The Washington, D.C. Police Department (MPD) has confirmed that its servers have been compromised after hackers began leaking its data over the Internet, says mentioned The New York Times.
The administration confirmed in a statement that it was aware of the unauthorized access to its server, and said: It is working with the FBI to investigate the incident.
The hacked data appears to include details of the arrests and the people involved.
The attack is believed to be the work of the Babuk group, known for its ransomware attacks.
Reported Reports The group has released screenshots of 250GB of stolen data from a major law enforcement agency in Washington, DC.
One of the files appears to relate to the arrests that took place in the aftermath of the January Capitol riots.
The group warns that it will start leaking information about police informants to criminal gangs if the police department does not contact them within three days.
The Washington Police Force, called the Metropolitan Police Department, is the third police department to be targeted in the past two months, according to the New York Times, following attacks by separate groups against departments in Maine, Pennsylvania and California.

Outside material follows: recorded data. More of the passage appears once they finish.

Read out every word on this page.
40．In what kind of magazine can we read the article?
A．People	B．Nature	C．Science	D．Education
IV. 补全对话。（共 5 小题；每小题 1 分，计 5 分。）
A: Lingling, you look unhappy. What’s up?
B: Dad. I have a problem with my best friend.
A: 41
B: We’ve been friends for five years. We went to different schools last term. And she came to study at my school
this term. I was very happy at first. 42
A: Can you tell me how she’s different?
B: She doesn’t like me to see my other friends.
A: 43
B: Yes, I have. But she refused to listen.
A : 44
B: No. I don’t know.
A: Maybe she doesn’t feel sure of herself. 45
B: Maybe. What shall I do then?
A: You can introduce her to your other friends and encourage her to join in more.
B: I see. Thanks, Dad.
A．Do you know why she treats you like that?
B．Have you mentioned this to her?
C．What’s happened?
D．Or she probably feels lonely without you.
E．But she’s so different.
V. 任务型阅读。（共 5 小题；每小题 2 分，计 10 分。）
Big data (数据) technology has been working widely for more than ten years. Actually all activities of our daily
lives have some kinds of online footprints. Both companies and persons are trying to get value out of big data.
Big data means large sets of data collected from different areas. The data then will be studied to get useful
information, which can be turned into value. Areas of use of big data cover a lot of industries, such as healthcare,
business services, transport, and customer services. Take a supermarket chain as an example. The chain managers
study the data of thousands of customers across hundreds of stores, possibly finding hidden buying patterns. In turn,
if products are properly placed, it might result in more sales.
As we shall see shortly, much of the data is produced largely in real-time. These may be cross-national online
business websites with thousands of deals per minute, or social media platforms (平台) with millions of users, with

It is believed that the outdated software and systems used by many police departments make them more vulnerable to such attacks.
The targeting of police stations is also believed to be part of a broader trend of attacks targeting government agencies, and 26 agencies have been subjected to ransom demand attacks this year alone.
The Justice Department reported that the average ransom request grew to more than $ 100,000 as attacks escalated during the pandemic.
The Biden administration is trying to improve the cybersecurity defenses of the United States, and an Executive Order is expected soon.
The Department of Justice also recently formed a task force to help defend against ransomware attacks, the Wall Street Journal reports.
“2020 was the worst year on record by all accounts when it came to ransomware attacks and extortion related incidents, and if we don’t stop it, the problem gets worse,” said the Acting Deputy Attorney General who oversees the task force.